4 Replies Latest reply on Jul 12, 2019 5:44 AM by 3988035

    ODI: DB Linked Based Load Strategy: Data Security and Data Governance

    3988035

      Hi All,

       

      Can you please advise on data security risk associated with DB link based data load strategy (if any) in ODI.

      What is advantages and disadvantages of DB link based load strategy with respect to other load strategy - agent based .

      I read in one doc available in internet that  DB link based load strategy is  good for reasonably huge volume of data, any idea why it is better for huge volume of data than comare to agent based load strategy.

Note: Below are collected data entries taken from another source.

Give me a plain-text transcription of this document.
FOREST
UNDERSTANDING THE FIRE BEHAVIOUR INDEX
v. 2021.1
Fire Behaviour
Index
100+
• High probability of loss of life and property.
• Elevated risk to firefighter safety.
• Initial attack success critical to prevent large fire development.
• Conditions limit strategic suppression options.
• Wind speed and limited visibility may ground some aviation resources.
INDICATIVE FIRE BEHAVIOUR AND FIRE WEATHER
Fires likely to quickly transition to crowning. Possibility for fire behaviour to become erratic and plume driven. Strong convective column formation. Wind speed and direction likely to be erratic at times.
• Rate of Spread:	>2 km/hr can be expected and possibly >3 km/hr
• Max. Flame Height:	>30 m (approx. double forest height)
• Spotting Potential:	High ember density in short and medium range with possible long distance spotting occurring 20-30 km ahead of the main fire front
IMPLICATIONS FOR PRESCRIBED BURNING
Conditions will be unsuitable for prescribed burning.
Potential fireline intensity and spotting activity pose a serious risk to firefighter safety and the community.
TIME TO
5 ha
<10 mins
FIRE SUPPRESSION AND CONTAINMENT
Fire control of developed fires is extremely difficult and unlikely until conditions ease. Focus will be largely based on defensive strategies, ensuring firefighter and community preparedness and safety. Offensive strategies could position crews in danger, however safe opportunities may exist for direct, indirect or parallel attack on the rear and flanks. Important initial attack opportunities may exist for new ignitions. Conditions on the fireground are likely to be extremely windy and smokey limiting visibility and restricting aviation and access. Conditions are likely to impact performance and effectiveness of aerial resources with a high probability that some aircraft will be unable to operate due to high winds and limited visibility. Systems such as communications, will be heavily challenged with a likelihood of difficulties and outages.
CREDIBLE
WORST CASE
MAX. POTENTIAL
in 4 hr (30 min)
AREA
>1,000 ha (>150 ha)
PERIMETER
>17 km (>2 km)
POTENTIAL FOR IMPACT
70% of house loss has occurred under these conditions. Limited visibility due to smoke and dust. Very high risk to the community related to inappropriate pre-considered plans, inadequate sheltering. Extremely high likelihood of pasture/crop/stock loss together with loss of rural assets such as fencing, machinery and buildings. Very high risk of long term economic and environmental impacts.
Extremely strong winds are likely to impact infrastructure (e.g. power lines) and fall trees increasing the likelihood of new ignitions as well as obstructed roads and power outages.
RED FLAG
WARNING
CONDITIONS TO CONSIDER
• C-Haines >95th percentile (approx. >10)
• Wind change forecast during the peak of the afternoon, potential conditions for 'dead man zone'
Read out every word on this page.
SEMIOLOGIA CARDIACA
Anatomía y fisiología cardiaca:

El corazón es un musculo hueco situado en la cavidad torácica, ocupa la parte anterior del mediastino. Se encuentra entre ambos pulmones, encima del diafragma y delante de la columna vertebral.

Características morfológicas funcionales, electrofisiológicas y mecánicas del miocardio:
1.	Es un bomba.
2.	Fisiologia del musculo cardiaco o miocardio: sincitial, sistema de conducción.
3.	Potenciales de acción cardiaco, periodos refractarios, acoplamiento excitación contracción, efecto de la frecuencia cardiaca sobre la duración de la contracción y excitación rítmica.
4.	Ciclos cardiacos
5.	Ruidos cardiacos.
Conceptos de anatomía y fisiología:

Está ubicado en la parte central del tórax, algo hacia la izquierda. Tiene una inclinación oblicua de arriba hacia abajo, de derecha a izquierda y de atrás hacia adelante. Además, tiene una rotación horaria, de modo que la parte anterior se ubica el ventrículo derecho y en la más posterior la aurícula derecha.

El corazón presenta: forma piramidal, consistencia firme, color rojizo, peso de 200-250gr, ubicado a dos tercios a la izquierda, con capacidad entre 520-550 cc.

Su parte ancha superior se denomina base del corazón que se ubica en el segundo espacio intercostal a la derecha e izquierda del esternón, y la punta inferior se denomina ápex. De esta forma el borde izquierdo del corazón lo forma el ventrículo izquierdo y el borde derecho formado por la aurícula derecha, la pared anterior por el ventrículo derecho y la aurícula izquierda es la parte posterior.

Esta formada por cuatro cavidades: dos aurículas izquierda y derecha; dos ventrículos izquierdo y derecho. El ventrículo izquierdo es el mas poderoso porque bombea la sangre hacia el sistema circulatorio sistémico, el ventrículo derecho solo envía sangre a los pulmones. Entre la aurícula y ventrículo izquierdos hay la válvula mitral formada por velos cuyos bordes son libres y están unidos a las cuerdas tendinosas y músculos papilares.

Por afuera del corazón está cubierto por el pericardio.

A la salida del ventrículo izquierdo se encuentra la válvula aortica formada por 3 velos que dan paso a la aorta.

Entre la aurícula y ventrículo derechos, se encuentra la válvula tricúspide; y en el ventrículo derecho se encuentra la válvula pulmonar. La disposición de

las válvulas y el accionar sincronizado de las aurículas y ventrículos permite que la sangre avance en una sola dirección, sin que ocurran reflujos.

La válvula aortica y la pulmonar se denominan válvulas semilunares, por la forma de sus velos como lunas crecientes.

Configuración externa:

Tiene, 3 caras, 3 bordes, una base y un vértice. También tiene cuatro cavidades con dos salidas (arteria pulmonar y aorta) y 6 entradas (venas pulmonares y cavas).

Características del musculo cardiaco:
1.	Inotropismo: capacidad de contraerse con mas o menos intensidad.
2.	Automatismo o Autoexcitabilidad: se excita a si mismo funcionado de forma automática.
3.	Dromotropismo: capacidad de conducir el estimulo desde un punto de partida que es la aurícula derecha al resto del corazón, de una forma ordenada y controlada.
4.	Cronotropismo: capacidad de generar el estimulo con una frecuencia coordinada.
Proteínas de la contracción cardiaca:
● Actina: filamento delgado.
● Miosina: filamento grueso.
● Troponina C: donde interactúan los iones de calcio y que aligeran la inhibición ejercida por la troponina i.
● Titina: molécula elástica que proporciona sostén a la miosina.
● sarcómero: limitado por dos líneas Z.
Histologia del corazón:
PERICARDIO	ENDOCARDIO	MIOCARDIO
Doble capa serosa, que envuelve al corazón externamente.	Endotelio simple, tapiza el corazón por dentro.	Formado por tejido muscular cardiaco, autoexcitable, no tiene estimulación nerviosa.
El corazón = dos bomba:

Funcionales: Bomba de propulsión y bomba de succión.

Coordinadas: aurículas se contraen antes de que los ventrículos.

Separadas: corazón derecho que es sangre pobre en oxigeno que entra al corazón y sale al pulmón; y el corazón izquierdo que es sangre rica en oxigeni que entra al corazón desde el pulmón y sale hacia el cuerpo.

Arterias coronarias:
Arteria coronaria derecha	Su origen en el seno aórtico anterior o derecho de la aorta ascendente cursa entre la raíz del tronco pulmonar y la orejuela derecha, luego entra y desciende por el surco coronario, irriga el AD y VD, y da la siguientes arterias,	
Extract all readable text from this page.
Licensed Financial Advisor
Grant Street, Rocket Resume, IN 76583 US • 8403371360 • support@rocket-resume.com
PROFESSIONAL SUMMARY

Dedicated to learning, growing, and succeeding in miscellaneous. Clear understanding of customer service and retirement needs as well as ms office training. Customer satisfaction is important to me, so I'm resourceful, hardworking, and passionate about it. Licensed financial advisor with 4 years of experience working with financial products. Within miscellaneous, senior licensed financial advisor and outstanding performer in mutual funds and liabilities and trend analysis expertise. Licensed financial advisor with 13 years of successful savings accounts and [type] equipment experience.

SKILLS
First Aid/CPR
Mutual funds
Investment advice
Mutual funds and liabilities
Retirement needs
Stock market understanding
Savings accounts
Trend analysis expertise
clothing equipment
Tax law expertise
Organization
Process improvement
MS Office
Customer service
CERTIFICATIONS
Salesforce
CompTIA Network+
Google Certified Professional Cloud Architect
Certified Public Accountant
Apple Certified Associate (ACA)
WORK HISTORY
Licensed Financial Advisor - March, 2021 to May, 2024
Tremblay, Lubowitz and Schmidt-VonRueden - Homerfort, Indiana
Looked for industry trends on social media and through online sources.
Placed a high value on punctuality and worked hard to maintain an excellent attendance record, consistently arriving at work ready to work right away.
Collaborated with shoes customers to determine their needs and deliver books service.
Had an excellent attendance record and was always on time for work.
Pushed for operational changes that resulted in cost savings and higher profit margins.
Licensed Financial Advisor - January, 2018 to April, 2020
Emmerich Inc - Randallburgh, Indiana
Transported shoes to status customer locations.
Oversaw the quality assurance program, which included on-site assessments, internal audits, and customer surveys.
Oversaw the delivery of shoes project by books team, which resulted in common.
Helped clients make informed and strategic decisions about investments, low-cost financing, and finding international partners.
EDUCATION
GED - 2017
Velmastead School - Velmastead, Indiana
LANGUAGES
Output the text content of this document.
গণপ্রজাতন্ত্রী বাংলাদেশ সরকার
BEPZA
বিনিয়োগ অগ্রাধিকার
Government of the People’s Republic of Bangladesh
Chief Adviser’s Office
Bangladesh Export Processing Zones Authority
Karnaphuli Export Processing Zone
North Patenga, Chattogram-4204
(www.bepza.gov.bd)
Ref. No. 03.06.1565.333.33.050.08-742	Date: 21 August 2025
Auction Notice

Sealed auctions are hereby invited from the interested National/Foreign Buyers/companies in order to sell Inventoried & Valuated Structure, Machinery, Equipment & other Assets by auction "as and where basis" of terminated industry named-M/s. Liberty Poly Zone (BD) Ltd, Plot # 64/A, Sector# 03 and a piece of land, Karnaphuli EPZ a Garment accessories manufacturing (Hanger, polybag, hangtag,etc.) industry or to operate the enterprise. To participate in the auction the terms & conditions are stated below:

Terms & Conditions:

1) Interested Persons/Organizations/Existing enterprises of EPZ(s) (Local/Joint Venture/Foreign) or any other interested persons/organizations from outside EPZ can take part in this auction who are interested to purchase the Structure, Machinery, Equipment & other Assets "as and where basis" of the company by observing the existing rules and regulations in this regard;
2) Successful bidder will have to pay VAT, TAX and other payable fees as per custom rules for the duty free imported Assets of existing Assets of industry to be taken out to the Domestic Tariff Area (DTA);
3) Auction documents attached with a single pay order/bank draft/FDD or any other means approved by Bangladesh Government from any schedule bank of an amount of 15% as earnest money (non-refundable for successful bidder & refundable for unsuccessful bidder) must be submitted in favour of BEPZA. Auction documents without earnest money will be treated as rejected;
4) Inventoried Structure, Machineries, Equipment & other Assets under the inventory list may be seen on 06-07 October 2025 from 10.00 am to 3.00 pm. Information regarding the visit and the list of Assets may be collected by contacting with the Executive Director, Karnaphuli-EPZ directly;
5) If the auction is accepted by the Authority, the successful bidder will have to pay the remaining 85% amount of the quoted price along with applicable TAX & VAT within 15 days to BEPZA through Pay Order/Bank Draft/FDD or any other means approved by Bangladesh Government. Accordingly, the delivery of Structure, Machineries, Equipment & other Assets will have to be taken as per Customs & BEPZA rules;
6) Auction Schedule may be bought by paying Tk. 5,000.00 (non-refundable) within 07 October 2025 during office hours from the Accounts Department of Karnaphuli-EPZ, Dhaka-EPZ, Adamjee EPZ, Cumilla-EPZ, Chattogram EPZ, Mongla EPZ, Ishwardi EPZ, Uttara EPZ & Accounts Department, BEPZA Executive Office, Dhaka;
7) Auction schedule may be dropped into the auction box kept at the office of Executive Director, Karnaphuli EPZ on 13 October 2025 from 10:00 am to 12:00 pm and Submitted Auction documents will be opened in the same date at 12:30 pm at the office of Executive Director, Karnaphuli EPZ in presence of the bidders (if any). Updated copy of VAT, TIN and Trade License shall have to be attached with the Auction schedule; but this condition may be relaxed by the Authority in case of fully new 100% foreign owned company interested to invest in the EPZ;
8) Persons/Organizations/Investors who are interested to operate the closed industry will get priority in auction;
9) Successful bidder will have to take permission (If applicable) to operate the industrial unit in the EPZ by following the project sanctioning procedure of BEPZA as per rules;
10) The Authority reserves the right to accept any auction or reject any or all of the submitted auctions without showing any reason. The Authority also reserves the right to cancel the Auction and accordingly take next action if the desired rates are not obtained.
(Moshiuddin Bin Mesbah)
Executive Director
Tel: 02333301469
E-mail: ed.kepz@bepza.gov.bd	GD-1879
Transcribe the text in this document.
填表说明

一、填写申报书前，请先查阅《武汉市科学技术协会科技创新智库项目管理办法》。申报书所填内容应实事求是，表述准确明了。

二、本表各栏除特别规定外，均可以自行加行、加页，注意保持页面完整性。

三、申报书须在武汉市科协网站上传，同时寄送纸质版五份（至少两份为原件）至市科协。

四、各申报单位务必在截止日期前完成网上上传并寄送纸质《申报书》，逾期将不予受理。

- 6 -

      Do you see any data governance (data security) issue and other kind of issue if DB link based load strategy is followed in ODI and solution/product is on cloud.

       

      Thanks,

      Rajneesh

        • 1. Re: ODI: DB Linked Based Load Strategy: Data Security and Data Governance
          Rodrigo Radtke Souza

          Not sure about security reasons on having a DB Link (I never had a problem with that). What I may comment is on the reason why DB Link is generally prefered over Agent load.

           

          Agent load is a two steps operation that uses JDBC: ODI agent needs to fetch data from source DB, go over the network, bring the records into agent memory and then send it over the network again to the target DB. Your ODI agent may be in one of the source/target databases servers (which would minimize the network effect), but it is a two step operation nonetheless (passing data throught the agent memory).

           

          DB Link load is a more straight forward approach since ODI will only be responsible to call the selects/inserts and the data will be transfered from source to target DBs without any ODI agent interference. Generally this approach is faster.

           

          Thanks

          • 2. Re: ODI: DB Linked Based Load Strategy: Data Security and Data Governance
            3988035

            Thanks Rodrigo, really helpful!!

             

            Here agent memory means RAM?

             

            I was wondering about scenario, if ODI agent is installed in source DB or target DB server and both (source and target PDBs) are hosted by same node/server and hence data is not exposed over network, in that case data movement will be 2 step process?

             

            From source pdb to agent memory and then again agent memory to target pdb?

            In this scenario - is there a separate memory(RAM) allocated to ODI agent?

             

            I was thinking that all 3 (Source PDB , ODI agent and Target PDB) will share same memory -system's RAM on which all 3 are located.

             

            Not sure how internally memory is being allocated when all are in same machine/node/server.

             

            Thanks,

            Rajneesh

            • 3. Re: ODI: DB Linked Based Load Strategy: Data Security and Data Governance
              RZGiampaoli

              By Agent memory he means the java memory that you set in the agent when you set it in the odiparams.bat. That is the memory that the agent has available to use during the load.

               

              The thing is, when you go to the topology and create a "Data Server", for Oracle dbs, that means a DB instance.

              This is what ODI uses to figure out how to generate the code and if the data will pass trough the agent or not. 

              For example, if you have just 1 DB instance, and inside it you have 2 schema:

              If you set 1 data server and add 1 physical schema under it;

              and then you set another data server and the other schema under it...

              ODI will understand that you have 2 DB instances instead of one and the code that he will generates will use a LKM and a IKM, meaning:

              The agent will first select the data from schema 1 and put in the agent memory, then it'll load the data to you stage table.

              Then it'll do a insert into target select * from your stage table.

               

              If you set the topology with only one data server and put both schema under it (you need a user that has access to both schema to set the topology this way, normally something like ODI_RUN), then when you load something the code will be just insert into target select * from source, and the data will not pass through the agent at all.

              The agent will just send the code to the database and the database will do everything for you.

               

              Then, with the DB link, even if you have 2 db instances, ODI will create the DB link and he will understand the both are linked, and by that he'll just send the insert into target select * from source to the DB and the DB will do the rest, that is why it not uses any agent memory.

               

              Now, about the agent thing, you can only have one agent (when you execute it you need to choose which agent you will going to run, then I don't think this will going to work as you describe.

               

              And also, you always want to use the agent just as the maestro of you orchestra, never as the hard worker.

               

              Thanks!

              • 4. Re: ODI: DB Linked Based Load Strategy: Data Security and Data Governance
                3988035

                Thank you, well articulated and elaborated.